Foi só ele falar isto e um rapaz deu um empurrão com o peito nas costas dele, que fez com que ele parasse de falar, outro que vinha logo atras, fez o mesmo, e ele que não era bobo nem nada, percebeu que apesar da falta de espaço devido a superlotação, aquilo era uma provocação. Ele então ficou olhando de soslaio para o grupo que se formou ao lado do nosso, encarando-nos. Eu, já temendo pelo pior, falei: -Sem chance cara, num vai da pra nóis não! A gente tá muito longe de casa! Olhei pra cara do maluco e ele tá irado! Além disso tá todo mundo olhando com cara feia pra gente! Parece que a gente é bandido! Talvez se fossemos eles nem ligavam pra gente, mas... Ceis que sabe, eu por mim saia fora é já! 
Bem na verdade eu estava com medo mesmo, e conhecendo o Mael como conhecia, estava prevendo o pior, e era melhor darmos o fora e encontrarmos uma fogueira ou quermesse mais próxima de casa, salvando esta linda noite de sábado. O Rato, que até então não havia dito nada, se pronunciou: - É o Ilsão tá certo! Esta festa tá muito cheia, as coisa tão muito cara e a caminhada é longa, quanto mais cedo a gente sair daqui, melhor! 
Saímos da frente da igreja e fomos para a avenida, eu já contando todo mundo para não perder ninguém. A avenida estava bem movimentada e a calçada cheia de jovens, como nós, que de lá observavam o movimento da quermesse, olhei para o portão da igreja e vi o grupo que estava reagindo ao nosso, e percebi que eles estavam satisfeitos, como se tivessem ganho um jogo de futebol, eu e os demais amigos que estavam comigo, só pensava em ir para casa.
Foi quando um fusquinha azul "calcinha" que vinha pela avenida bem devagarinho, até se aproximar uns trinta metros de nós arrancou, cantando os pneus e acelerando alto, parecia querer arremeter-se contra todos os pedestres, e principalmente o nosso grupo, que estava mais próximo!

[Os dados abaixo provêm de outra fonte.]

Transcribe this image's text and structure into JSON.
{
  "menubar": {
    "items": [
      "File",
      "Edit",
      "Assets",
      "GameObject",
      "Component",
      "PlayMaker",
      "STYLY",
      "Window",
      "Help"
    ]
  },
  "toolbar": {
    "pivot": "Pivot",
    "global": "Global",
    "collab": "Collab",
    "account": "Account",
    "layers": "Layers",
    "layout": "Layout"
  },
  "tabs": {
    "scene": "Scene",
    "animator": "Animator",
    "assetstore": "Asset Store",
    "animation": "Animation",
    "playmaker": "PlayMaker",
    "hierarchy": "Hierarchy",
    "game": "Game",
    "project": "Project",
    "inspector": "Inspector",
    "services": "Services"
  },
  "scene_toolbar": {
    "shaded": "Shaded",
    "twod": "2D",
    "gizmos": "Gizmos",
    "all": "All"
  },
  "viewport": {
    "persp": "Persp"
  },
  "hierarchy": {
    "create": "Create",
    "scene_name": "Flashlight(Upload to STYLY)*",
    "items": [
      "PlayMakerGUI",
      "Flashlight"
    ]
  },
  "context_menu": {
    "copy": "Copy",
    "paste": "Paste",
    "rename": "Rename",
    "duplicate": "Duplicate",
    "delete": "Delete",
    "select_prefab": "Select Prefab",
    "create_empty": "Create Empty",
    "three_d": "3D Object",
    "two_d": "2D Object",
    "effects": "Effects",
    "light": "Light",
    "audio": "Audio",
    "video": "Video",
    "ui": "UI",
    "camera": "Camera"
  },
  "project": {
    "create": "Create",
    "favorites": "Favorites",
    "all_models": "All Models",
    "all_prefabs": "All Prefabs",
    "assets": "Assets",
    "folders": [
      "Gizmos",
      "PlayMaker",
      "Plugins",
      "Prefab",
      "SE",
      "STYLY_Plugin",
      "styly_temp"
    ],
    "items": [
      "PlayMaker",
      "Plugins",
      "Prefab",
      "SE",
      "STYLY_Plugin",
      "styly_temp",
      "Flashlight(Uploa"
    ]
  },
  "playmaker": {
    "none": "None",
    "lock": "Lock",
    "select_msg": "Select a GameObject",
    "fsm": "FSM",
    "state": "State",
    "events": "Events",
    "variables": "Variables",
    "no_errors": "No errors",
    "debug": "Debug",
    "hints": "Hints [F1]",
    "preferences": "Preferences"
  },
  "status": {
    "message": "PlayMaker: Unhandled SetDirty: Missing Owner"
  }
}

Instintivamente, e muito rápido, nos escondemos atrás de uma caminhonete parada na calçada, o fusquinha até derrapou ao passar, por pouco aqueles que estavam mais para o meio da avenida, entre eles eu mesmo, não foram atropelados! Eu senti o vento sugar o pano da minha calça, ao me encostar bem colado ao para-lama da caminhonete, certamente o doido que estava ao volante, para não amassar seu lindo fusquinha, recolheu um pouco, o suficiente para que eu me livrasse de ser atingido...
Indignados, queríamos reagir contra esta atitude covarde e insensata, e o Rato, que era o mais velho, além de estar cheio de moral, pois acabara de dar baixa no exército, servindo como P.E. (polícia do exército), toma a frente e abrindo os braços sai para cima do fusca, gritando: - Qualé que é!? Cê tá maluco! Quem você pensa que é!
E pra gente ele diz: -Lá no quartel eu aprendi com o sargento como lidar com estes folgados! A gente não pode dar boi, não! Vamo mostra pra ele! 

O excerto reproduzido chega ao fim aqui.